Vizekanzler Frank-Walter Steinmeier (SPD) wies die Position des Wirtschaftsministers erneut zurück. "Wenn die Bundesregierung eine Entscheidung trifft, müssen alle Beteiligten dazu stehen. Wir haben Samstagnacht eine verantwortliche und richtige Entscheidung getroffen". Dieser Kurs müsse "gegenüber dem Parlament vertreten und umgesetzt werden – und zwar gemeinsam."

Der stellvertretende SPD-Fraktionschef und Finanzexperte Joachim Poß ging in seiner Kritik noch weiter und sagte, das "dumme Gerede von einer Insolvenz sei ja fast geschäftsschädigend für ein solches Unternehmen". Indirekt legte Poß dem CSU-Minister einen Rücktritt nahe: "Ein Wirtschaftsminister muss nach Risikoabwägung der gesamten Bundesregierung entweder einer Lösung zustimmen oder sie ablehnen und daraus Konsequenzen ziehen." Das Verhalten von Guttenberg sei "nicht akzeptabel".

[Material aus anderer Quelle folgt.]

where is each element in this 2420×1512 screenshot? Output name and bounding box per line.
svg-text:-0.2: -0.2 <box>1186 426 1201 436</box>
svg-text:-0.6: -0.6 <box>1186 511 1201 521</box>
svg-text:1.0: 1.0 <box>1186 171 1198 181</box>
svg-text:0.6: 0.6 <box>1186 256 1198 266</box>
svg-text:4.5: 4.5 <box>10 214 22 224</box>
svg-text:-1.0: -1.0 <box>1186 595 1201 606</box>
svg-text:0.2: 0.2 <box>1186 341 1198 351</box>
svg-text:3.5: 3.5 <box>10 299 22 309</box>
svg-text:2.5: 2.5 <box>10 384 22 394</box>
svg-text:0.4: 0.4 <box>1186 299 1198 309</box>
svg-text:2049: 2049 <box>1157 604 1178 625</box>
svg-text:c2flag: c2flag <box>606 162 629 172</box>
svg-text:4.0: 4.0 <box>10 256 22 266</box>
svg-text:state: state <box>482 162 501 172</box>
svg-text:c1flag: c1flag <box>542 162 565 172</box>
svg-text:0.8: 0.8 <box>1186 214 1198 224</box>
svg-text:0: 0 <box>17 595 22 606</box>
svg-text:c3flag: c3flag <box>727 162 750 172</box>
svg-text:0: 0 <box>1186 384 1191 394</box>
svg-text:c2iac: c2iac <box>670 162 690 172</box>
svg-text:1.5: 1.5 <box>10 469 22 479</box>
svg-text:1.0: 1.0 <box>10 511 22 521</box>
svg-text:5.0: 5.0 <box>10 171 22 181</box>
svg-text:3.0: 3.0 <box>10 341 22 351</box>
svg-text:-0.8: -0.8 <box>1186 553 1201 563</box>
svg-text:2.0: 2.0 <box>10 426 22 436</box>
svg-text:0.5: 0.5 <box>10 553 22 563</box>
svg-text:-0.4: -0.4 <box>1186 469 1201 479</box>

Unterstützung erhielt der CSU-Minister dagegen aus Union und Wirtschaft. Der haushaltspolitische Sprecher der Unions-Bundestagsfraktion, Steffen Kampeter (CDU) sagte, er teile die Auffassung, dass das Risiko für den deutschen Steuerzahler hoch sei. Deshalb habe er "Bauchschmerzen" mit der Entscheidung, die die Bundesregierung getroffen habe. "Aber im Interesse der Menschen sind wir jetzt bereit, diesen Weg zu gehen", fügte Kampeter hinzu. Der CDU-Haushälter Georg Schirmbeck kritisierte, es gebe nach wie vor kein tragfähiges Geschäftskonzept.

Der Chef des Unions-Parlamentskreises Mittelstand, Michael Fuchs (CDU), nannte die Pläne des kanadisch-österreichischen Automobilzulieferers Magna "abenteuerlich".

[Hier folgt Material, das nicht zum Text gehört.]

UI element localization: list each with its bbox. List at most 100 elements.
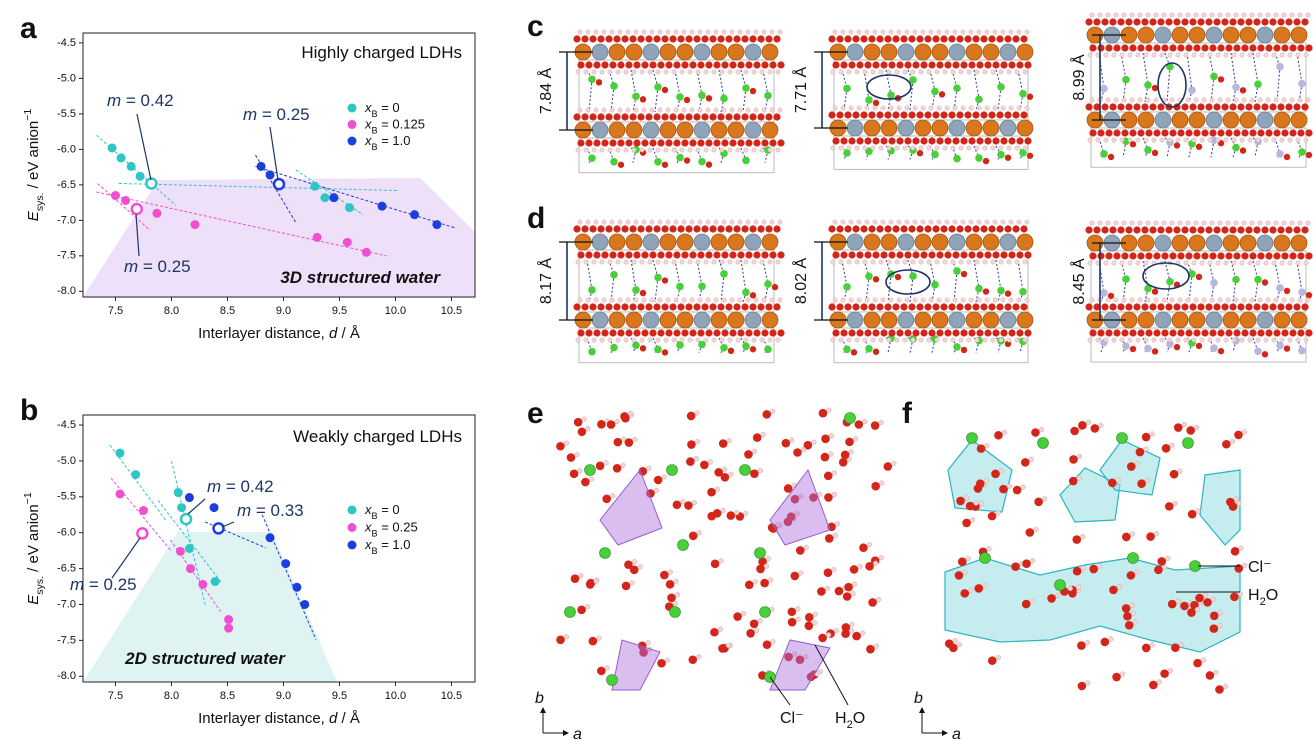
atom-metal (1205, 311, 1223, 329)
atom-h (632, 436, 638, 443)
atom-metal (863, 311, 881, 329)
atom-o (1008, 137, 1016, 145)
atom-o (976, 329, 984, 337)
atom-cl (754, 547, 766, 559)
y-axis-label: Esys. / eV anion−1 (22, 109, 46, 222)
atom-h (888, 29, 894, 35)
atom-o (1233, 329, 1241, 337)
atom-o (1157, 303, 1165, 311)
atom-h (596, 635, 602, 641)
atom-h (631, 147, 637, 153)
atom-o (617, 161, 625, 168)
atom-h (936, 219, 942, 225)
atom-h (976, 297, 982, 303)
atom-h (673, 297, 679, 303)
atom-o (761, 61, 769, 69)
atom-o (629, 225, 637, 233)
y-axis-label: Esys. / eV anion−1 (22, 492, 46, 605)
atom-cl (588, 154, 596, 162)
atom-h (852, 436, 859, 442)
atom-cl (764, 345, 772, 354)
atom-h (1271, 260, 1277, 266)
atom-h (928, 105, 934, 111)
atom-h (872, 297, 878, 303)
atom-h (729, 107, 735, 113)
atom-h (689, 107, 695, 113)
atom-o (1078, 420, 1087, 430)
highlight-ellipse (866, 74, 912, 100)
atom-h (575, 147, 581, 153)
atom-h (775, 259, 781, 265)
atom-o (1269, 303, 1277, 311)
atom-metal (608, 121, 626, 139)
atom-h (1022, 259, 1028, 265)
atom-h (1000, 29, 1006, 35)
atom-h (631, 259, 637, 265)
atom-h (910, 69, 916, 75)
atom-h (968, 219, 974, 225)
atom-h (631, 69, 637, 75)
atom-h (1199, 137, 1205, 143)
hollow-point (212, 522, 225, 535)
atom-h (834, 521, 841, 527)
atom-o (765, 113, 773, 121)
atom-h (657, 29, 663, 35)
atom-o (1233, 129, 1241, 137)
atom-h (625, 219, 631, 225)
point (310, 181, 320, 191)
atom-h (1177, 468, 1183, 474)
atom-metal (1016, 43, 1034, 61)
atom-metal (693, 311, 711, 329)
shaded-region (83, 532, 337, 682)
distance-label: 7.84 Å (536, 68, 555, 115)
atom-o (733, 225, 741, 233)
water-cluster (611, 639, 661, 691)
atom-metal (693, 121, 711, 139)
atom-h (1255, 337, 1261, 343)
atom-o (617, 139, 625, 147)
atom-o (765, 35, 773, 43)
atom-h (1108, 636, 1114, 642)
atom-h (840, 219, 846, 225)
atom-h (745, 29, 751, 35)
atom-h (614, 419, 620, 425)
atom-o (1209, 624, 1219, 633)
atom-o (749, 113, 757, 121)
atom-o (980, 225, 988, 233)
h-bond (1276, 66, 1281, 103)
atom-o (593, 329, 601, 337)
atom-h (1115, 477, 1121, 483)
atom-o (924, 225, 932, 233)
atom-h (583, 147, 589, 153)
atom-h (575, 337, 581, 343)
atom-h (1095, 137, 1101, 143)
atom-o (609, 61, 617, 69)
atom-o (988, 225, 996, 233)
atom-h (1022, 69, 1028, 75)
atom-o (1072, 535, 1082, 544)
atom-o (741, 303, 749, 311)
atom-o (681, 329, 689, 337)
atom-o (840, 251, 848, 259)
atom-cl (588, 347, 596, 356)
atom-o (601, 139, 609, 147)
atom-o (1125, 103, 1133, 111)
atom-o (1185, 44, 1193, 52)
atom-metal (1222, 311, 1240, 329)
atom-h (1172, 500, 1178, 506)
atom-h (1263, 337, 1269, 343)
atom-o (1177, 252, 1185, 260)
legend-label: xB = 0 (364, 502, 400, 521)
atom-h (1143, 137, 1149, 143)
label-leader (769, 676, 791, 706)
atom-o (1024, 61, 1032, 69)
atom-o (705, 61, 713, 69)
atom-o (621, 303, 629, 311)
panel-label: c (527, 10, 544, 43)
atom-o (968, 329, 976, 337)
atom-h (583, 69, 589, 75)
atom-h (1008, 29, 1014, 35)
atom-h (752, 579, 758, 585)
atom-o (790, 571, 800, 581)
atom-o (1245, 303, 1253, 311)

Dagegen verteidigte Thüringens Ministerpräsident Dieter Althaus (CDU) die staatliche Bürgschaftshilfe für das Unternehmen. Nach seinen Worten hätte die von Guttenberg zunächst angestrebte Insolvenz unkalkulierbare Folgen für die Opel-Arbeitsplätze in Deutschland und Europa gehabt.

Der Präsident des Arbeitgeberverbandes Gesamtmetall, Martin Kannegiesser, warnte eindringlich vor einer unkontrollierten Ausweitung staatlicher Hilfen. Zwar habe es Hilfen des Staates zu allen Zeiten gegeben, aber "jetzt haben wir das Gefühl, als ob alle Dämme brechen, eine Inflationierung des Denkens einsetzt".

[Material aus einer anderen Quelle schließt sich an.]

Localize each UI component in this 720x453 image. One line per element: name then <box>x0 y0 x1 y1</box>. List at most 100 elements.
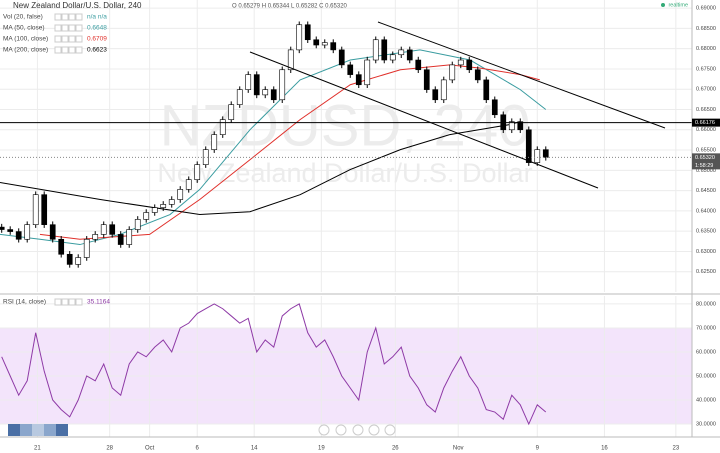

Auch der Präsident des Deutschen Instituts für Wirtschaftsforschung (DIW), Klaus Zimmermann, bezeichnete die Treuhandlösung für Opel als Fehler. Ein geordnetes Insolvenzverfahren bei Opel wäre besser gewesen.

Für die FDP kritisierte deren Haushaltsexperte Jürgen Koppelin, bei dem Rettungspaket für Opel handle es sich "um ein Wählergeschenk".